Julie Roux, Inévitablement (après l’école), La Fabrique (2007).

Cette année, nous pratiquons des « nouveaux programmes » en 6e. En français, en histoire géographie éducation civique, en technologie… Quand vous lirez ces lignes, vous serez, je serai, en train de chercher, en marchant, en « faisant cours », quelle matérialité, quelle réalité on peut leur insuffler.

Qu’y a-t-il d’exceptionnel à cela ? Pour les nouveaux comme pour les précédents, un programme est un texte créé par des chercheurs qui pensent la globalité du travail. Les gens sur le terrain, eux, garants de la lettre, en feront vivre l’esprit.
Alors qu’est-ce qui me tracasse lorsque, aux dires de l’inspection, les nouveaux programmes ont l’immense avantage « de ne commettre aucune erreur » ?

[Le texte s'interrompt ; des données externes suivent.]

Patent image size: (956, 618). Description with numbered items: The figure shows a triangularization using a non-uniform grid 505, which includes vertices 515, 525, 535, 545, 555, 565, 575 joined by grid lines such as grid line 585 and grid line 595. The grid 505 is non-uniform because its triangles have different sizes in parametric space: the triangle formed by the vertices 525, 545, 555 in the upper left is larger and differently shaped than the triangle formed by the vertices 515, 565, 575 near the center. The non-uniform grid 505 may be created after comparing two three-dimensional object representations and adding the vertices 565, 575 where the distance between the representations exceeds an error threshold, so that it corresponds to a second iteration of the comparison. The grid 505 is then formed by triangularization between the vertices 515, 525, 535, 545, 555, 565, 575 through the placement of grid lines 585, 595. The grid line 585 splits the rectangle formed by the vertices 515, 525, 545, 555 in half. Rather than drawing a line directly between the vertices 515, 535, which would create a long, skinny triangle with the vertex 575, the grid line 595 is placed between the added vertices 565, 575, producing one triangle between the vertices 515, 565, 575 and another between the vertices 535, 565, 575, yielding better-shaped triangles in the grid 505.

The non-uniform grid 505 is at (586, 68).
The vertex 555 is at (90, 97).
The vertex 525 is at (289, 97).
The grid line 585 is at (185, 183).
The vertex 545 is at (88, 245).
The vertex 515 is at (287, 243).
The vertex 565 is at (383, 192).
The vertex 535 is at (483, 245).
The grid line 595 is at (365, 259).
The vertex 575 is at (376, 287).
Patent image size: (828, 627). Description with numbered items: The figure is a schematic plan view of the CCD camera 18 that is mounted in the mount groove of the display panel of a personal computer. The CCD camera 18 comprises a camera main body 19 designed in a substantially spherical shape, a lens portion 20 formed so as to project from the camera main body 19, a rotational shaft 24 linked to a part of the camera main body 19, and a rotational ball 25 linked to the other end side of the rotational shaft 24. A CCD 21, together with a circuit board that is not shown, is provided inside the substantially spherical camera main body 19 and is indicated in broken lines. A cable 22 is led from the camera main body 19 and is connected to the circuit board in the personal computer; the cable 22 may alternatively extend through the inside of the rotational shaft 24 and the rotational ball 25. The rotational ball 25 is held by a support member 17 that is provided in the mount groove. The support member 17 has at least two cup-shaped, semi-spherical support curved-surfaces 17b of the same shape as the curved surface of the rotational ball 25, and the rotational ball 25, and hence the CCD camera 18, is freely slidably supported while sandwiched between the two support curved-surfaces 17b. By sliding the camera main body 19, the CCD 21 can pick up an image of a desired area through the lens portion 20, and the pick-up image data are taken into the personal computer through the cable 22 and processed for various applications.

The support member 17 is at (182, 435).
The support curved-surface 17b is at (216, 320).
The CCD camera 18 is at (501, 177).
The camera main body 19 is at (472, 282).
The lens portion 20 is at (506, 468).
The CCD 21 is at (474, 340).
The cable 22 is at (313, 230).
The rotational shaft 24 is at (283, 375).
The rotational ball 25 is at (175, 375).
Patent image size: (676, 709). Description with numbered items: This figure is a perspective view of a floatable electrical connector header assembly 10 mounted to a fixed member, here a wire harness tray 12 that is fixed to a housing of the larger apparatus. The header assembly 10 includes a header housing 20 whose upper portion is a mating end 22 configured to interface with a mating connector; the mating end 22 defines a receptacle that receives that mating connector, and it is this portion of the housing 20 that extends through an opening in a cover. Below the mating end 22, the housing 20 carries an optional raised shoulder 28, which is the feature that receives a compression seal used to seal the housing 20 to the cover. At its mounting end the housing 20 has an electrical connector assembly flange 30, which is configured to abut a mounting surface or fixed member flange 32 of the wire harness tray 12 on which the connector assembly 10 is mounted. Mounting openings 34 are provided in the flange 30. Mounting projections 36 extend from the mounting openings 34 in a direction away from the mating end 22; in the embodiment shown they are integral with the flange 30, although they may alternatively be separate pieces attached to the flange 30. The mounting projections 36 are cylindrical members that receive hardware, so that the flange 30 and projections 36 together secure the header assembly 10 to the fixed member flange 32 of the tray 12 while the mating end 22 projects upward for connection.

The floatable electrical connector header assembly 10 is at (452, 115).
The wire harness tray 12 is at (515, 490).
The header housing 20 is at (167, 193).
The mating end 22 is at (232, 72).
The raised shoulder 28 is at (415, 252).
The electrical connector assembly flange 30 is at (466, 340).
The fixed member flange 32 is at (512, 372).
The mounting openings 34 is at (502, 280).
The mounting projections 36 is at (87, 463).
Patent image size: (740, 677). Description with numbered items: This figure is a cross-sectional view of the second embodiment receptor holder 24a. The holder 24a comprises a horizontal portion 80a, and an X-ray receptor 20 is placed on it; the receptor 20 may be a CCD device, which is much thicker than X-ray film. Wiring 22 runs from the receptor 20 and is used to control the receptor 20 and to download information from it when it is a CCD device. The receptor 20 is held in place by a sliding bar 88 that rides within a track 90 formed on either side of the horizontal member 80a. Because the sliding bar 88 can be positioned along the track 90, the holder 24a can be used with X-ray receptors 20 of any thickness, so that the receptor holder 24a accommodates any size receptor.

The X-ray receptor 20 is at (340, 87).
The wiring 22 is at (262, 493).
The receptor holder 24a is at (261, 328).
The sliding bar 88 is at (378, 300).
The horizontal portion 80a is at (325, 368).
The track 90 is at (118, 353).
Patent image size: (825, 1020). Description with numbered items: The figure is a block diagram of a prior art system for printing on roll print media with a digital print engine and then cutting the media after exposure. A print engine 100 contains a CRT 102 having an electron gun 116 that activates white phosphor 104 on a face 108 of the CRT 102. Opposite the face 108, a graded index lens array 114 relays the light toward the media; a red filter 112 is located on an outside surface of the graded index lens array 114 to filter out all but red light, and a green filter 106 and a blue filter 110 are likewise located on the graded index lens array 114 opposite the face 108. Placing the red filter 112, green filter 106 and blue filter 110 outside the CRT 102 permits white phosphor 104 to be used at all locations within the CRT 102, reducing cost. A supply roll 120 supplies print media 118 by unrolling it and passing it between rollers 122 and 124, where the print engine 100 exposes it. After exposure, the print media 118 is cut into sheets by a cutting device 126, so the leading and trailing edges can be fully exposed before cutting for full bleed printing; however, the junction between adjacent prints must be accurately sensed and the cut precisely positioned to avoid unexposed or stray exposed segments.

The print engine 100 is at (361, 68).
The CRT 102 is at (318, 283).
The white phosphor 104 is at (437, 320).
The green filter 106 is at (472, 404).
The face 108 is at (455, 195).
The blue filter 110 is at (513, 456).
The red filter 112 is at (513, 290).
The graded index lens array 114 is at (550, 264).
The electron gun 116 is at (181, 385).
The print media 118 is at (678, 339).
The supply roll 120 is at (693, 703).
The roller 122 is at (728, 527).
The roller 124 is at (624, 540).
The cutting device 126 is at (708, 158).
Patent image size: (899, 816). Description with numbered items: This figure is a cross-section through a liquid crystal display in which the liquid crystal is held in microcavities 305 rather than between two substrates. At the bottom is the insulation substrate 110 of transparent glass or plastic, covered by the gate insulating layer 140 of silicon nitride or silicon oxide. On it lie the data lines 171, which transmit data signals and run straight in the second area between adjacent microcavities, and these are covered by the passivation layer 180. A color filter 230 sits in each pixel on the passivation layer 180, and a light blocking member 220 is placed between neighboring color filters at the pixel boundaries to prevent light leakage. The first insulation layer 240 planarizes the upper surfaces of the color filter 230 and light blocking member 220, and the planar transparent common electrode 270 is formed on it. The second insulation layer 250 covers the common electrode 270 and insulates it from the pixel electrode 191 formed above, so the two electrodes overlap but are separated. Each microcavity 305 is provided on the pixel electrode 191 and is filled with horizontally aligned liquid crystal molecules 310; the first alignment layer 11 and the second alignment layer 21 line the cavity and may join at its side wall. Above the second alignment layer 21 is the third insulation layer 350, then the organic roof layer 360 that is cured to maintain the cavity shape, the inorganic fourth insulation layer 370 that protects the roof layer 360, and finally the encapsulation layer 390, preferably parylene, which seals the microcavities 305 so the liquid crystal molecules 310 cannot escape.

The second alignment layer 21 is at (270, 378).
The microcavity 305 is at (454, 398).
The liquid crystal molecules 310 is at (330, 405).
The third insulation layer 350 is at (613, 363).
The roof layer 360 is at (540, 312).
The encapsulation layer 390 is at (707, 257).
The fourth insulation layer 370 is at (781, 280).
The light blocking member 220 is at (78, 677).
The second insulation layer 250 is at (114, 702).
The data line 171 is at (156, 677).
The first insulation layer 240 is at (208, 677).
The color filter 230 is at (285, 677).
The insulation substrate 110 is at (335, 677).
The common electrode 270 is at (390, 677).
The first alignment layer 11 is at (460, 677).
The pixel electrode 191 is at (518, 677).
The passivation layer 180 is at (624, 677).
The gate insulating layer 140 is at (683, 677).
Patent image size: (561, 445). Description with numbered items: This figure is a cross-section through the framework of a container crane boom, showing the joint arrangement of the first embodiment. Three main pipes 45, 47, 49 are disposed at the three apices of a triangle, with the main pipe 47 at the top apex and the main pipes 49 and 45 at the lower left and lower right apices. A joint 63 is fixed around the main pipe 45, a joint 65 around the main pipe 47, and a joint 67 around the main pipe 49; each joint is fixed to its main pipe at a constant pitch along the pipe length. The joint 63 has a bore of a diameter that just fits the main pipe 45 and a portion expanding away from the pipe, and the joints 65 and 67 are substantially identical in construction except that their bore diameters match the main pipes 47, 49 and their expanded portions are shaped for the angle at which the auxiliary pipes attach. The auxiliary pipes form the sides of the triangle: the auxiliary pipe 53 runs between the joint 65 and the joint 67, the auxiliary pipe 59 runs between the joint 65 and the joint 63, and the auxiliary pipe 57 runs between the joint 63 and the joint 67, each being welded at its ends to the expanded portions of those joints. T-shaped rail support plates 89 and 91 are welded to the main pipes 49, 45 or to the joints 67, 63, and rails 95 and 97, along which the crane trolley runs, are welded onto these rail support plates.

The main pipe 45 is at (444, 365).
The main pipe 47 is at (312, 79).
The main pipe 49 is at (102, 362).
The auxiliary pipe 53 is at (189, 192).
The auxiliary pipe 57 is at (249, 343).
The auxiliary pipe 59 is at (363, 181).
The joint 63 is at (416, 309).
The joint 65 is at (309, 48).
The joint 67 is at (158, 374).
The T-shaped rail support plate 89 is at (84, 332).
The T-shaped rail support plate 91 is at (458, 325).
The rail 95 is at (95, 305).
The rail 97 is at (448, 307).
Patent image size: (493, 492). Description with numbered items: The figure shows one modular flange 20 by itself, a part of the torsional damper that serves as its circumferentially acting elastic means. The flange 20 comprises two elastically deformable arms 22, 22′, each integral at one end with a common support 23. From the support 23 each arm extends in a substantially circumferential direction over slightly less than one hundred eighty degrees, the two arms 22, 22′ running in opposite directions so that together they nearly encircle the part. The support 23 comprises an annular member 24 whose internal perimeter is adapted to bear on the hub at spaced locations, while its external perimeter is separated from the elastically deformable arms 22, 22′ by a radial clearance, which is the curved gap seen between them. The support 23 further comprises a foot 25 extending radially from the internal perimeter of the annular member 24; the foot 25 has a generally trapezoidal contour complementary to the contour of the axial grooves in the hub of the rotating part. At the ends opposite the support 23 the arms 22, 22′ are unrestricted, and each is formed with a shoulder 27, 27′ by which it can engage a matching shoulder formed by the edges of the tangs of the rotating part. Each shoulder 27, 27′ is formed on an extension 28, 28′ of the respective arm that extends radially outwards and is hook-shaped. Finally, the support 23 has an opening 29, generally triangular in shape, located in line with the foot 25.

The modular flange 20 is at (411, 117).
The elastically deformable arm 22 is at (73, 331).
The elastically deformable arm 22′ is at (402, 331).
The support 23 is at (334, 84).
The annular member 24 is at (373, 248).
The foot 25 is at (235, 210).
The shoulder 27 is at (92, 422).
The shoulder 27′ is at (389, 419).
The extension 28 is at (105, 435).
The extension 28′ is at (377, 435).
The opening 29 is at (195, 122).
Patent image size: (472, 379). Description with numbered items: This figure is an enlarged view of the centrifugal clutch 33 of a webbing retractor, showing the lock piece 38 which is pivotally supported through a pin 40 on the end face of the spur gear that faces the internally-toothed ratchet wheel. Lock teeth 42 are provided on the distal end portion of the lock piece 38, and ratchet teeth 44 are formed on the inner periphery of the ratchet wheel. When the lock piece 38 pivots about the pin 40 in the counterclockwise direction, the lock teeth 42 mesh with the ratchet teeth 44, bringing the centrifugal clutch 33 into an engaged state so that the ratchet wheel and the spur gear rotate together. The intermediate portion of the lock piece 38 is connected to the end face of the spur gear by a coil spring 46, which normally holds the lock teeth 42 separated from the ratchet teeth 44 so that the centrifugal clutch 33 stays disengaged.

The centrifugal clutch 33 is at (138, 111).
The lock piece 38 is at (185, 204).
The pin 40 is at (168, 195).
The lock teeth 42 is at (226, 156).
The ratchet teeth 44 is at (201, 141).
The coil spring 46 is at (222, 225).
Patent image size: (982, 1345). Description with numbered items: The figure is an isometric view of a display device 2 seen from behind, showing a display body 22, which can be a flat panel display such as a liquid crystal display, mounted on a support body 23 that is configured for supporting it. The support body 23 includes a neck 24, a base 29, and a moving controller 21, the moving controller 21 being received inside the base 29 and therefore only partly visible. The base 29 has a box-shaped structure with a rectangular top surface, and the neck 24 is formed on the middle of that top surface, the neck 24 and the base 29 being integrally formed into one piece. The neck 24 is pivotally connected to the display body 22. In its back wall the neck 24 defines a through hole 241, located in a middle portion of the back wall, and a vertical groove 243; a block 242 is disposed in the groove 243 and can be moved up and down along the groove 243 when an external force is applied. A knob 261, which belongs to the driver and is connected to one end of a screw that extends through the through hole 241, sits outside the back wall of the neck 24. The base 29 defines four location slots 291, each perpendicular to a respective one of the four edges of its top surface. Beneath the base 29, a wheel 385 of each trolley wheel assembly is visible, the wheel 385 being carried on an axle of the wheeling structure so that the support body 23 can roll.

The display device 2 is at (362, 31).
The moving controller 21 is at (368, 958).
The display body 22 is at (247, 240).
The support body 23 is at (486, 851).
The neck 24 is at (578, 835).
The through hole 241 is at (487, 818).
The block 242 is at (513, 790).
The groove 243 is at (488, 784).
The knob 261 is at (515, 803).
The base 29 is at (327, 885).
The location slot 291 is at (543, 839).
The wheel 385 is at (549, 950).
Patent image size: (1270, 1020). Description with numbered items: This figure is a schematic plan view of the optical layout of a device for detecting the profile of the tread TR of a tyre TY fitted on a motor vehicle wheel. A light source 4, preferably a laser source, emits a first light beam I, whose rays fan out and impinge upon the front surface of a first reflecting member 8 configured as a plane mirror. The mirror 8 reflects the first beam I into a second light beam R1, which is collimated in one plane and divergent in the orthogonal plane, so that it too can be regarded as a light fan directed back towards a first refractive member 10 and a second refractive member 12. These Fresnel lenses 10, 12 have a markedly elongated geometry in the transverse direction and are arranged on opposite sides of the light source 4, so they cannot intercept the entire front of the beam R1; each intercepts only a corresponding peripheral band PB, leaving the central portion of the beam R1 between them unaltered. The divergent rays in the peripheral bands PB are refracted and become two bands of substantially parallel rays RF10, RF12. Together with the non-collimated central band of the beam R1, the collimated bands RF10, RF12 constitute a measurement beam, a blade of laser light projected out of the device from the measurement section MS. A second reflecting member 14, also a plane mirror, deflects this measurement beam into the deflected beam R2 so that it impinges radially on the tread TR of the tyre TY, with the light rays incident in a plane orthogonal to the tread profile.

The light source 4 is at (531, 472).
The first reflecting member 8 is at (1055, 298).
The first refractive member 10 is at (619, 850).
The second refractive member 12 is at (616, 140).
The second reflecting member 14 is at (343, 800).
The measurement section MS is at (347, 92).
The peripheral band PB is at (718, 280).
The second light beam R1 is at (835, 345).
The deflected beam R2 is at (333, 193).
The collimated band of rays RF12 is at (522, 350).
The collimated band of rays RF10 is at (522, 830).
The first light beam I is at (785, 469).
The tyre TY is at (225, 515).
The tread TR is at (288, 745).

Ce qu’il y a de particulier pour ces nouveaux programmes 2009, c’est qu’ils ne sont pas signés.

Tout « nouveau » programme prend la suite du précédent. Il réagit à un passé, à une antériorité. Les personnes qui l’ont créé ont fait des choix. Puis, ils ont apposé leurs noms au bas de ces partis pris affirmés ou infirmés. Les programmes de français de 1999, hautement décriés, étaient portés par un nom (M. Alain Viala), et par un groupe de personnes sous son autorité[[ http://www.education.gouv.fr/botexte/bo990715/MENE9901464K.htm ]]. Nos nouveaux programmes, eux, ne sont portés par personne. Pas de femmes ni d’hommes. Donc aucune altérité possible.

Sans doute ainsi ne font-ils pas d’erreur. Errare humanum est pourtant…

On me répondra : mais les rectificatifs apportés sont de simples remarques objectives et raisonnables ! Quelle inconscience de les contester… Les nouveaux programmes fixent les nouvelles priorités, les priorités d’actualité. Ces programmes en prennent acte, et ce serait tout.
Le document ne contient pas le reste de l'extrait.